Quentin David revient sur les réactions négatives suscitées par l’épreuve ces dernières années. “Une année, un petit chat mourait dans un texte : ça a suscité une flambée de commentaires sur les réseaux et dans les médias. Une autre fois, il était question d’une bouteille en plastique : cela a suscité un tollé chez les défenseurs de l’environnement.” L’Administration a procédé par excès de prudence. “Peut-être”, estime-t-il, en rejetant toutefois l’accusation de censure. Il ajoute : “Nous sommes d’autant plus attentifs aux textes utilisés aux épreuves que l’enseignant n’est pas là pour expliquer, nuancer, comme il le ferait en classe”.

Concernant la brièveté des délais, l’administrateur général ajoute encore que l’appel du 27 février était une relance d’un premier appel lancé précédemment. En outre, à propos des tarifs, il précise que, “dans un marché public, les propositions les plus intéressantes sont toujours privilégiées”.

”On se remet systématiquement en question, ce sera le cas cette fois-ci aussi”, assure-t-il encore en regrettant toutefois de n’avoir pas été contacté par les signataires de l’opinion. “J’aimerais leur expliquer notre point de vue, nous allons les inviter à venir parler.”
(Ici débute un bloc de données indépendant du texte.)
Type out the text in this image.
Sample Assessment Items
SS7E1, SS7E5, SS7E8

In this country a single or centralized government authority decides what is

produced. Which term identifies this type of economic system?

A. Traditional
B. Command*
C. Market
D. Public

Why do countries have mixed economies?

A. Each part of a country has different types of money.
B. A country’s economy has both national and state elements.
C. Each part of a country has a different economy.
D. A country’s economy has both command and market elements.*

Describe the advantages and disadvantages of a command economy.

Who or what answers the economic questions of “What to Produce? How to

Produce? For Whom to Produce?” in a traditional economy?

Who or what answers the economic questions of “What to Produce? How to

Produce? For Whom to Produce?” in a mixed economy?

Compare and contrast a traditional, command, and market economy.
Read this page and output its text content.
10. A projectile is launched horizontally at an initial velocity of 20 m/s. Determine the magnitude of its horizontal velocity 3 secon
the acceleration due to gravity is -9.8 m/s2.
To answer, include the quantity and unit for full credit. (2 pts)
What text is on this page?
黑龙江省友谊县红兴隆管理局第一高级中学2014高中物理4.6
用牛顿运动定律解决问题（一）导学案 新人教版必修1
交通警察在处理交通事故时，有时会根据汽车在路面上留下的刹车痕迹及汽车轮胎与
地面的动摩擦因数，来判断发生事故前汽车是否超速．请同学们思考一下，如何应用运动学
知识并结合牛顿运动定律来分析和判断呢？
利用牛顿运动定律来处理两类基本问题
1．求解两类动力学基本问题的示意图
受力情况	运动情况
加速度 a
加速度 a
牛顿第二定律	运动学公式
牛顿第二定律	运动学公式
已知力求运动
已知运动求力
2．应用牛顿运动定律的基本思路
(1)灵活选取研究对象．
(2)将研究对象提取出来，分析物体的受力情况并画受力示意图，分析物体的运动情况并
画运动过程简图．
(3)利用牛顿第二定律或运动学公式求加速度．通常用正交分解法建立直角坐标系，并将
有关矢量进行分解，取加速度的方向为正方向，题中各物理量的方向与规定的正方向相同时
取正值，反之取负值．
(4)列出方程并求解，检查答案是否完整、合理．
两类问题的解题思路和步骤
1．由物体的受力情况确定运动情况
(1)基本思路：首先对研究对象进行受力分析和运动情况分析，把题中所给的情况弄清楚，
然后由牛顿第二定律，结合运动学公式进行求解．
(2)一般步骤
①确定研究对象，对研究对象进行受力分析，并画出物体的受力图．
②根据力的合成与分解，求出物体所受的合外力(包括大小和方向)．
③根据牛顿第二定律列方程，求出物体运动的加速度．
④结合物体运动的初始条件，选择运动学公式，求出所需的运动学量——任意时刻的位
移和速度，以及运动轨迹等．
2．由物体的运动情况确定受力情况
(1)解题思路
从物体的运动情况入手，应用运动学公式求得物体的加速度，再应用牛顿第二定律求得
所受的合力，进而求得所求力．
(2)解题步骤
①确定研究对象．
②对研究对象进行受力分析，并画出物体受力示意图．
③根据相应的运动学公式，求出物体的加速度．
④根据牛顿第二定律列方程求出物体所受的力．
Septante-cinq auteurs et autrices répliquent à un appel d’offres effarant de la Fédération Wallonie-Bruxelles

”Faisons confiance à nos élèves”

À noter que le texte des auteurs a aussi fait réagir l’association des professeurs de français. “Nous concédons qu’une évaluation n’est pas un moment opportun pour mettre un élève face à un sujet qui pourrait le choquer, déclare Xavier Dessaucy, son président. Nous savons aussi, par notre pratique quotidienne en classe, que certains sujets comme l’inceste ou le viol peuvent parfois faire écho aux traumatismes vécus par des élèves. Cependant, cela ne signifie pas que les enseignants choisissent de faire évoluer les élèves, en ce qui concerne les choix de textes, dans une bulle aseptisée.” En résumé, “plutôt que de générer une littérature sous contraintes, faisons confiance à l’intelligence et à l’esprit critique de nos élèves, à leur capacité à différencier fiction et réalité, bref, à tout ce que l’enseignement du français leur apporte.”